Jesus said, “Let the little children come to me and do not hinder them, for to such belongs the kingdom of heaven.” Matthew 19:14
In light of recent studies showing a link to suicide and autism, focus on the spiritual needs of a person with autism is paramount. In autism, there are built in tendencies to isolation, so in some respects, the findings are not surprising. While many parents of children with special needs seek spiritual guidance through prayer and their place of worship, they also run into obstacles.
Some may believe that people with autism would not respond to religion; that they would not have the capacity to understand such abstract ideas like the existence of God, or why it matters. Indeed, our culture at large has become more secular, with more people declaring themselves as having no religious affiliation.
Autism by definition, is a condition where socialization is difficult. There are language barriers and sensory issues that make going to church, synagogue or other places of worship difficult. Sometimes, children with developmental delays make noises during the service, or act up, which may cause parents to feel embarrassed about going to worship.
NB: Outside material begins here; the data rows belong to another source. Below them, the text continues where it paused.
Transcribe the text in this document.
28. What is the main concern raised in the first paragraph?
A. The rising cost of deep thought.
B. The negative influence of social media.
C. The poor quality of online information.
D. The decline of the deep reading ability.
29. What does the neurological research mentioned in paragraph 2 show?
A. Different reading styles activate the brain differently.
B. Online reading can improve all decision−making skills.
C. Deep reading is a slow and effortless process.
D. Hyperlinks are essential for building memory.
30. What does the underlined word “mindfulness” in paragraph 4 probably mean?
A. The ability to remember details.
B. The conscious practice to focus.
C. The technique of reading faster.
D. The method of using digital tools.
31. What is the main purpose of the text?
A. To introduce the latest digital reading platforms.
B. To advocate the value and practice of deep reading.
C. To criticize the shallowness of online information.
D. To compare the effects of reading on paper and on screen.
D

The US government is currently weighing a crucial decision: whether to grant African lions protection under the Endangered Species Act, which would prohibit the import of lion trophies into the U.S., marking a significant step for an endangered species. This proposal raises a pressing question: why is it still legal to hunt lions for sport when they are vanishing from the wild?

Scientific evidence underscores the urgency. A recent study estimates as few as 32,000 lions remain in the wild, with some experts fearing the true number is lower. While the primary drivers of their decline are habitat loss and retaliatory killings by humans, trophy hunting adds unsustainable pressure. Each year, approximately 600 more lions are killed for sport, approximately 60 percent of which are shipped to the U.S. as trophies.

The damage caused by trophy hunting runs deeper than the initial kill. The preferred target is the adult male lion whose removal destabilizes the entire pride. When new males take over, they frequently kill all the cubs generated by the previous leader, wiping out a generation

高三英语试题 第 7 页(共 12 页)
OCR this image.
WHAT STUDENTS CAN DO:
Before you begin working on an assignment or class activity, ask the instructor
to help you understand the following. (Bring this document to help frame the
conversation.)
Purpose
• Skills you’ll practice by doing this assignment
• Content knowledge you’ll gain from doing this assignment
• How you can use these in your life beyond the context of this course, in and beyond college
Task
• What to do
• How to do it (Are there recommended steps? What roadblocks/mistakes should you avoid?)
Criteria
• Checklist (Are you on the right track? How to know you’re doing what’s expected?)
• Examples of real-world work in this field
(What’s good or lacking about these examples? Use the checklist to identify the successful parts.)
But with autism being a household word now, most churches and other houses of worship are used to accommodating those with special needs. Some have special areas, like "cry rooms", or even enclosed booths, that shut out distractions.
With the upcoming Easter and Passover celebrations, this series will explore ways in which parents seek to include the spiritual needs of their children with autism and other special needs. There are many organizations that minister to children with special needs.
One expert described autism as a sort of "mind blindness". But that does not mean that there should be spiritual blindness as well.